La saisie de la Solax par le fisc en 1920 et son divorce en 1922 la conduisent à revenir en France, mais elle ne travaillera plus jamais pour le cinéma jusqu'à sa disparition à l'âge de 94 ans en 1968. Son importance sera longtemps invisibilisée dans l'Histoire du cinéma mondial, même si elle aura reçu la Légion d'honneur en 1955, avant qu'Henri Langlois lui consacre une rétrospective à la Cinémathèque deux ans plus tard. Certains de ses films ont été abusivement attribués à d'autres.

Ses mémoires, Autobiographie d’une pionnière du cinéma. 1873-1968, sont parues chez Denoël/Gonthier, tandis qu'un prix porte désormais son nom, récompensant chaque année un long métrage réalisé par une réalisatrice parmi les sorties de l'année écoulée.

 

Critique

On reconnaît à Alice Guy d’avoir réalisé en 1896 l’un des tout premiers films de fiction de l’histoire du cinéma : La fée aux choux. Mais cette reconnaissance tend à s’accompagner de l’idée, formulée par la plupart des historiens du cinéma pendant des décennies, que la cinéaste n’a laissé que la trace de films de fiction classiques, sans grand intérêt, voire carrément mièvres. Ce qu’on semble reprocher à Alice Guy, au moins à demi-mot, est son appétit pour les histoires truculentes, touchant souvent à la vie quotidienne, auxquelles elle tient à ajouter un élément fantasque ou pleinement fantastique. Or, cela serait oublier le sel qui alimente les films pendant la décennie où elle travaille pour Gaumont (1897-1907), à savoir le penchant de la cinéaste pour le renversement des valeurs, notamment en ce qui concerne les rôles sociaux de genre. Dans Les résultats du féminisme (1906), elle imagine un monde dans lequel les femmes se comporteraient comme des hommes, et vice-versa. Au-delà de l’amusement qu’un tel renversement produit, Alice Guy exprime subtilement ses positions sur la société de son temps.

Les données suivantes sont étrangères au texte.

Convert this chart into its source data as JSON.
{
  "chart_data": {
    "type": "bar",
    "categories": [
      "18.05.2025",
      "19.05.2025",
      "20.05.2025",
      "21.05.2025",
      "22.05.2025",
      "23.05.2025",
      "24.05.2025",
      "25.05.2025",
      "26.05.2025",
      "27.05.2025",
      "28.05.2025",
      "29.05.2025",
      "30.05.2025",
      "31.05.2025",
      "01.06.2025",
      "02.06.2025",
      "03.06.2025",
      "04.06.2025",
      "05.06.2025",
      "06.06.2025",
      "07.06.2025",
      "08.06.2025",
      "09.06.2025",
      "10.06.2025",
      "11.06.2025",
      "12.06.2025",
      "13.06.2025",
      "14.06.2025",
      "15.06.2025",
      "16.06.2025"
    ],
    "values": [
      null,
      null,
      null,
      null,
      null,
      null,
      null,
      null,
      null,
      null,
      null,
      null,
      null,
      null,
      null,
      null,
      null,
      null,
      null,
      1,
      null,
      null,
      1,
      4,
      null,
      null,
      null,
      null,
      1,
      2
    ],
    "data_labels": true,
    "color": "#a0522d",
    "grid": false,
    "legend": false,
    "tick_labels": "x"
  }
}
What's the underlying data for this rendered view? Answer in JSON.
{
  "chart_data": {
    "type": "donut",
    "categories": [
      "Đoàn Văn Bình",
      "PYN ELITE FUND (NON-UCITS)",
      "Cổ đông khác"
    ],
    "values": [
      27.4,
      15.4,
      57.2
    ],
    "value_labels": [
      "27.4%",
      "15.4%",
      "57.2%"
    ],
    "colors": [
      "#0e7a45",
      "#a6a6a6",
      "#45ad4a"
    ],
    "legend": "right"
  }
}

Au début des années 1910, elle émigre aux États-Unis avec son mari Herbert Blaché, ce dernier étant mandaté par la maison Gaumont pour promouvoir la firme outre-Atlantique. Le couple décide se doter d’un outil de production pour travailler à son compte. Le studio de la Solax Film Co. s’installe dans le New Jersey en 1912. À bien regarder les films produits pendant la période, l’acuité sociale de la cinéaste demeure prégnante. Elle s’affirme même encore, l’amenant à réaliser le premier film interprété uniquement par des acteurs afro-américains : A Fool and His Money (1912). Mais Alice Guy ne renonce pas pour autant à la dimension mélodramatique. Falling Leaves (littéralement “Les feuilles qui tombent”) en est l’exemple patent. Elle y raconte un drame familial déchirant : un médecin vient apprendre aux parents d’une adolescente (Winifred) que cette dernière est atteinte de la tuberculose et qu’elle ne survivra pas. Sa vie continuera “jusqu’à ce que la dernière feuille ne tombe”, affirme-t-il. Le prenant aux mots, la petite sœur de l’adolescente, Trixie, tente de ralentir l’inéluctable chute des feuilles. Heureusement, l’inoculation d’un vaccin viendra finalement signer le salut de l’adolescente.

Comme dans les films d’Edwin S. Porter de la même période, ceux d’Alice Guy respectent deux principes : la concentration des éléments visuels dans des plans-tableaux frontaux et l’usage des intertitres pour l’explicitation de la trame narrative. L’efficacité esthétique est au service de l’émotion. Dans Falling Leaves, Alice Guy s’appuie sur la combinaison entre l’imminence de la mort et la croyance de Trixie en la rémission de sa sœur. Ce geste mélodramatique renonce à la vision purement mélancolique du tuberculeux proposée par le photographe Peach Robinson (Fading Away, 1858) ou par le peintre Edvard Munch (L’enfant malade, 1886). Alice Guy troque l’auscultation sombre pour une chronique lucide teintée d’espoir. D’autant qu’en 1912 les recherches scientifiques relatives à la vaccination contre la tuberculose sont encore expérimentales ; il faudra attendre les années 1920 pour que le BCG (soit le “vaccin bilié de Calmette et Guérin”) se diffuse largement. Aussi Falling Leaves, derrière sa simplicité apparente, démontre-t-il une énième fois que l’aspect fantas(ti)que du cinéma d’Alice Guy relève d’un profond engagement que l’on pourrait qualifier de visionnaire.

Mathieu Lericq

Réalisation et scénario : Alice Guy. Interprétation : Mace Greenleaf, Blanche Cornwall et Marian Swayne. Production : Solax.